Self-cooling servers set to become a hot commodity

Overheating problems in data centres or server rooms is the new hot topic that IT managers are struggling with.

Users can either invest in new cooling, monitoring and power equipment or retrofit their data centres to accommodate the servers.

The heating problems are the result of faster and denser systems leaving IT managers to make a critical trade-off and choose between speed and temperature.

But according to IBM and HP, the problem can be solved by a mixture of environmental controls and strategic thinking as opposed to purchasing more hardware or another air conditioner. In fact, solving cooling issues may be as simple as changing the direction of the server and its location.

Taking user concerns on board, vendors are working directly with customers during the design and build stage while still directing their R&D efforts to the next wave of self-cooling and temperature-aware appliances.

IBM xSeries brand manager Brendan Paget admits not everyone has the ability to create a raised floor environment.

"For customers without infrastructure we are looking at what we can do to the server rack itself, like a metal chassis that makes the rack a cooling device [thereby] taking the heat out of servers; we may add a water-cooled option or tap into an existing airconditioner water feed that customers already have in place.

"Air conditioning units will generally take care of any humidity problems but we are looking to bring out a rack with self-contained cooling. Overheating only became a problem six months ago when processors in Intel-based servers not only got faster, they got hotter too.

Paget cited one customer, production house Weta, which purchased 1200 blade servers and had to work directly with IBM to ratify power and cooling needs.

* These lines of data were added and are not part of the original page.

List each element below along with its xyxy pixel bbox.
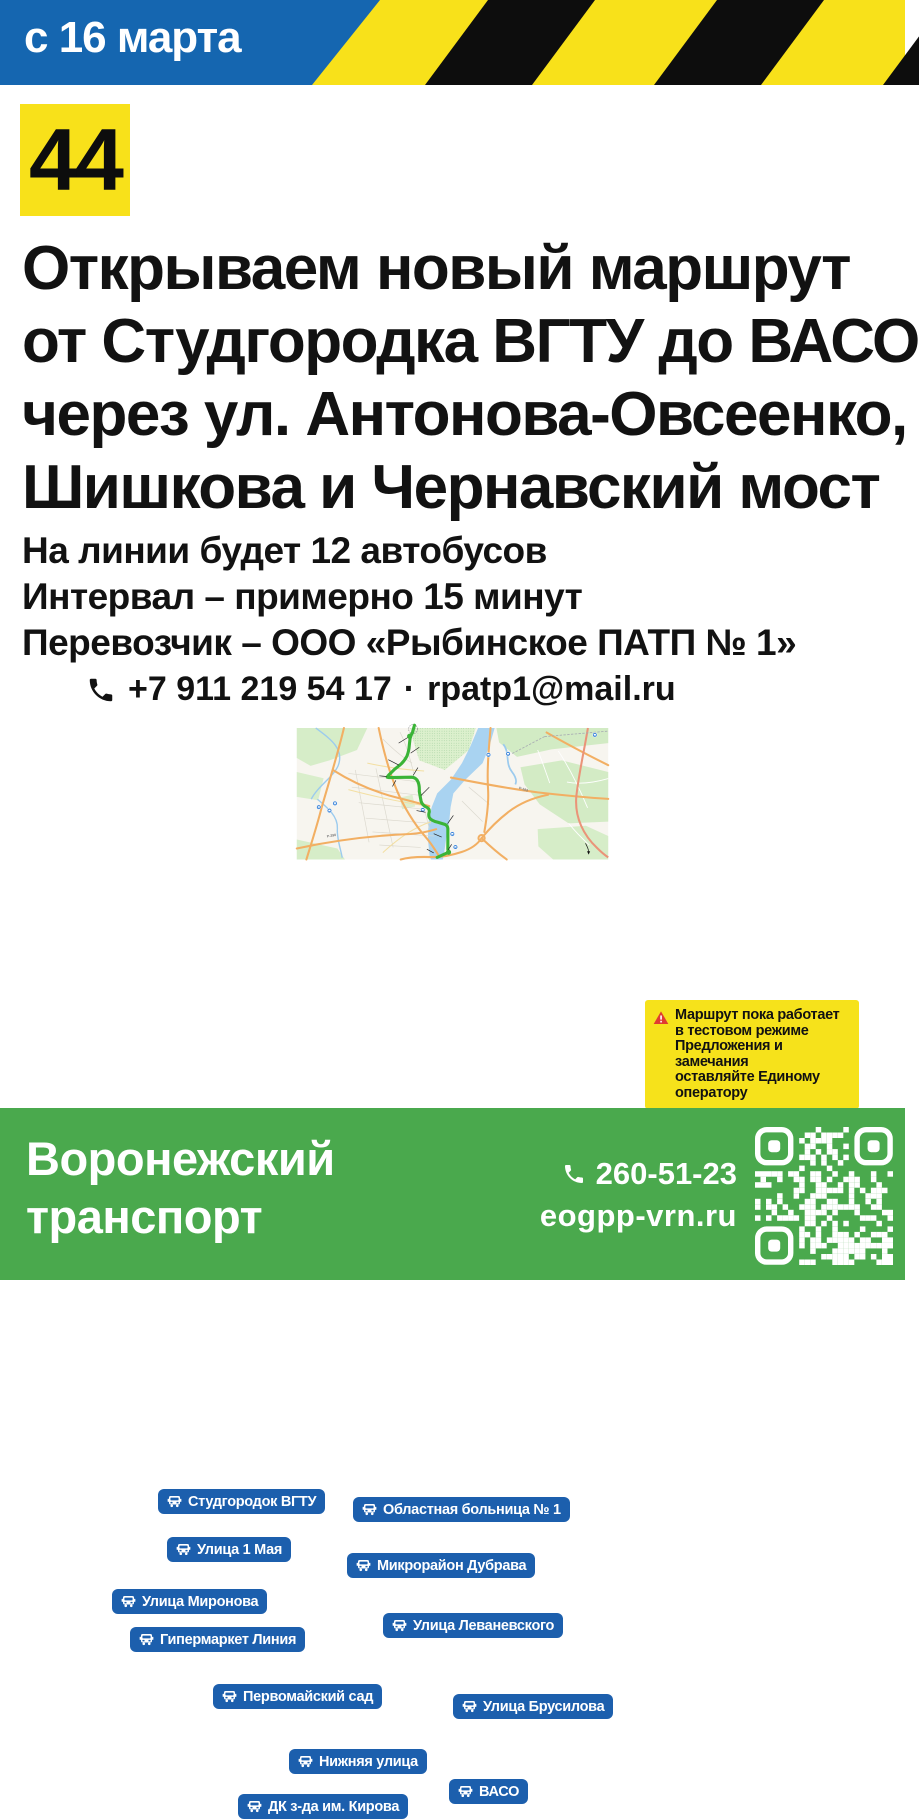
carrier-contact [86,670,676,709]
bus-icon [298,1754,313,1769]
top-banner [0,0,905,85]
bus-icon [139,1632,154,1647]
map-stop-label-gipermarket-liniya: Гипермаркет Линия [130,1627,305,1652]
bus-icon [222,1689,237,1704]
headline [22,232,919,524]
route-details [22,528,796,666]
map-stop-label-nizhnyaya-ulitsa: Нижняя улица [289,1749,427,1774]
headline-line: через ул. Антонова-Овсеенко, [22,380,907,449]
dot-separator: · [403,670,416,708]
route-endpoint-dot [407,734,412,739]
carrier-email: rpatp1@mail.ru [427,670,676,708]
headline-line: Шишкова и Чернавский мост [22,453,880,522]
map-stop-label-pervomaysky-sad: Первомайский сад [213,1684,382,1709]
map-stop-label-oblastnaya-bolnitsa: Областная больница № 1 [353,1497,570,1522]
road-shield-label: Р-193 [518,786,529,793]
notice-line: Предложения и замечания [675,1038,783,1070]
test-mode-notice [645,1000,859,1109]
headline-line: Открываем новый маршрут [22,234,850,303]
map-stop-label-ulitsa-mironova: Улица Миронова [112,1589,267,1614]
brand-title: Воронежский транспорт [26,1132,335,1243]
warning-icon [653,1010,669,1026]
carrier-phone: +7 911 219 54 17 [128,670,392,708]
details-interval: Интервал – примерно 15 минут [22,576,583,617]
notice-line: Маршрут пока работает [675,1007,840,1023]
phone-icon [562,1162,586,1186]
bus-icon [176,1542,191,1557]
bus-icon [167,1494,182,1509]
bus-icon [121,1594,136,1609]
bus-icon [356,1558,371,1573]
bus-icon [362,1502,377,1517]
footer [0,1108,905,1280]
route-endpoint-dot [446,850,451,855]
phone-icon [86,675,116,705]
notice-line: оставляйте Единому оператору [675,1069,820,1101]
details-carrier: Перевозчик – ООО «Рыбинское ПАТП № 1» [22,622,797,663]
bus-icon [247,1799,262,1814]
map-stop-label-ulitsa-brusilova: Улица Брусилова [453,1694,613,1719]
footer-phone: 260-51-23 [595,1156,737,1191]
bus-icon [458,1784,473,1799]
map-stop-label-dk-kirova: ДК з-да им. Кирова [238,1794,408,1819]
notice-line: в тестовом режиме [675,1022,809,1039]
qr-code [755,1127,893,1265]
details-buses: На линии будет 12 автобусов [22,530,547,571]
map-stop-label-mikrorayon-dubrava: Микрорайон Дубрава [347,1553,535,1578]
map-stop-label-ulitsa-1-maya: Улица 1 Мая [167,1537,291,1562]
route-number-badge: 44 [20,104,130,216]
footer-contacts [540,1156,737,1234]
headline-line: от Студгородка ВГТУ до ВАСО [22,307,919,376]
map-stop-label-studgorodok: Студгородок ВГТУ [158,1489,325,1514]
map-stop-label-vaso: ВАСО [449,1779,528,1804]
road-shield-label: Р-298 [326,833,337,839]
bus-icon [462,1699,477,1714]
start-date-label: с 16 марта [24,13,241,62]
map-stop-label-ulitsa-levanevskogo: Улица Леваневского [383,1613,563,1638]
footer-website: eogpp-vrn.ru [539,1198,737,1233]
bus-icon [392,1618,407,1633]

He said servers need flow from an airconditioning unit for heat to be exchanged either from behind the rack itself or from a false-floor scenario.

Hewlett-Packard director of industry standard servers, Tony Parkinson, said data centre and server room design is critical.

Parkinson said HP provides thermal modelling services to customers using a thermal imaging camera.

In some cases, he said it could simply involve repositioning air vents or staggering server deployment.

"For a data centre with high density, cooling is a concern - we don't see customers blindly adding servers until a fuse blows; we do a lot of work at customer sites to improve their data centre efficiencies without expanding capacity," he said, adding that in future customers can expect racks with cooling devices but until then will need to rely on savvy planning and design.